Hal ini disampaikan Menag saat memberi sambutan pada Rapat Kerja Nasional Ditjen Bimas Islam yang digelar di Jakarta. Menurut Menag, kebimasan saat ini menjadi salah satu inti tugas dan fungsi Kementerian Agama, seiring berpisahnya penyelenggaraan haji dan jaminan produk halal. Karena itu, tanggung jawab dan tugas terkait bimbingan kemasyarakatakn ke depan menjadi semakin besar.
Menag minta Ditjen Bimas di Kementerian Agama untuk memperkuat peran substantifnya dalam pelayanan dan pembinaan umat. Sebab, tusi kebimasan ini banyak bersentuhan langsung dengan kehidupan keagamaan masyarakat.
“Tantangan kita berikutnya adalah menjaga moderasi umat di tengah kecenderungan ekstremisme. Kelompok yang berada di garis keras dan liberal itu jumlahnya kecil, sementara mayoritas umat berada di tengah. Justru yang harus kita perkuat adalah garis moderasi itu,” kata Menag di Jakarta, Jumat (23/1/2026).
Menag menambahkan bahwa persepsi publik kerap terbentuk oleh sorotan terhadap kelompok non-mainstream, sementara wajah moderat umat kurang mendapatkan ruang. Karena itu, Menag meminta jajarannya yang menjalankan tugas bimbingan kemasyarakatn untuk tetap fokus bekerja substantif dan menjadikan kritik sebagai bahan evaluasi untuk perbaikan ke depan.
“Antara harapan umat dan kemampuan anggaran negara itu ada jarak. Pemerintah tidak mungkin membiayai seluruh kebutuhan keagamaan jika hanya mengandalkan APBN. Di sinilah kita harus mencari jalan lain yang lebih berkelanjutan,” ujar Menag.
Dikatakan Menag, optimalisasi pengelolaan dana umat menjadi salah satu solusi utama untuk menjawab tantangan tersebut. Ia menyebut potensi dana keumatan seperti infak, zakat, wakaf, kurban, fidyah, dan sumber keagamaan lainnya sangat besar, namun belum dikelola secara profesional dan terintegrasi.
“Bukan karena umat kita tidak mampu, tetapi karena dana umat ini belum dikelola dengan baik.
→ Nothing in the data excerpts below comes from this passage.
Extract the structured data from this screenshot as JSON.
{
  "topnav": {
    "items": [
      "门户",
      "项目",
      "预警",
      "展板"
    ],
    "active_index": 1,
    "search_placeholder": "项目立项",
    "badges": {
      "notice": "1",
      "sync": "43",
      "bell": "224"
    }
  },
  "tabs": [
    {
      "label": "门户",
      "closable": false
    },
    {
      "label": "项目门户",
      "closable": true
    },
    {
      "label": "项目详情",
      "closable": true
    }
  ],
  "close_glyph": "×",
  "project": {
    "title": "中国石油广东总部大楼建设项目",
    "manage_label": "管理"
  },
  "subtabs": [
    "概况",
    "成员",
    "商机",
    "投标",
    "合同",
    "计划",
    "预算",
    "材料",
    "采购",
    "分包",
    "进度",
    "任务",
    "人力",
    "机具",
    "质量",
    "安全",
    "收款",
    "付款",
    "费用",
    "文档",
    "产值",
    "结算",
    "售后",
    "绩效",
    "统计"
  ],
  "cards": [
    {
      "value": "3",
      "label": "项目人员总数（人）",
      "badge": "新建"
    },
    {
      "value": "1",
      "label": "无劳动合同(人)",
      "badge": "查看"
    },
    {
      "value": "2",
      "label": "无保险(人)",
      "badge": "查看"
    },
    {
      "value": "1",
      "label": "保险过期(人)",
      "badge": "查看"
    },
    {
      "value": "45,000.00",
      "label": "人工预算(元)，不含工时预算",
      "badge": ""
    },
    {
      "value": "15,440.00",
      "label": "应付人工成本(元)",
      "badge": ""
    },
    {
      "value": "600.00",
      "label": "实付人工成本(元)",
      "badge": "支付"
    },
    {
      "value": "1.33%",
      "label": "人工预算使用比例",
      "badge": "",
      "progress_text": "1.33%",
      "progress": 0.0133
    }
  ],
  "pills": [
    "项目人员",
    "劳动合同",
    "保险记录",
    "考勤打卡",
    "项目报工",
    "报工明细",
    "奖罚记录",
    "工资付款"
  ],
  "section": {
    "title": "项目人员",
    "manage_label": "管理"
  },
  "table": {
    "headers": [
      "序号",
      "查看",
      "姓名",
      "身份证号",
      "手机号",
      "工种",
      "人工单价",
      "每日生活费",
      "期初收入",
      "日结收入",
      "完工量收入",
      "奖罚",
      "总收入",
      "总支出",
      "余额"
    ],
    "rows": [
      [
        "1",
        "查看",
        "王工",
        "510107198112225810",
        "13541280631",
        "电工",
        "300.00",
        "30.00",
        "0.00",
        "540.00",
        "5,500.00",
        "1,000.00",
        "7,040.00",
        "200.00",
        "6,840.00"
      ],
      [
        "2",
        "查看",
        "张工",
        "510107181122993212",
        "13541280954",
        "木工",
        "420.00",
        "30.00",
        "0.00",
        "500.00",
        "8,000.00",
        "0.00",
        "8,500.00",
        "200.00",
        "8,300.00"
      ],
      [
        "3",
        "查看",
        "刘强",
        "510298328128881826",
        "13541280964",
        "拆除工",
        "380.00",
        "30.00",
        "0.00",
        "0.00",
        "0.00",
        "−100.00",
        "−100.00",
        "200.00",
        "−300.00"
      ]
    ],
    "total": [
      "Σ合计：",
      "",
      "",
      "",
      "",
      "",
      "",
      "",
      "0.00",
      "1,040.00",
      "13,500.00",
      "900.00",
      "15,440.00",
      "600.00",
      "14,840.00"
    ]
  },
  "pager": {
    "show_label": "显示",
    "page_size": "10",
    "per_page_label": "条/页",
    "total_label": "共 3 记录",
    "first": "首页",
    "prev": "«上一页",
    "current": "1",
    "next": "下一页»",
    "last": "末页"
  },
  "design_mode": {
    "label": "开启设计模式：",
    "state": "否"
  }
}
Kalau potensi ini dihimpun secara profesional dan transparan, umat seharusnya bisa membiayai dirinya sendiri. Ini yang menjadi tantangan besar Bimas Islam ke depan,” pungkasnya.
Dalam kesempatan tersebut, Menag menyerahkan piagam penghargaan dan bingkisan berupa alat penunjang produktivitas berupa laptop kepada satuan kerja peraih penghargaan kategori “Sangat Baik” Nilai Kinerja Anggaran (NKA) Program Bimas Islam Tahun 2025. Penghargaan diberikan kepada Kantor Kementerian Agama Kabupaten Selayar, Kantor Kementerian Agama Kabupaten Bangli, Kantor Kementerian Agama Kota Pekalongan, Kantor Kementerian Agama Kabupaten Kolaka, serta Kantor Kementerian Agama Kabupaten Musi Rawas Utara.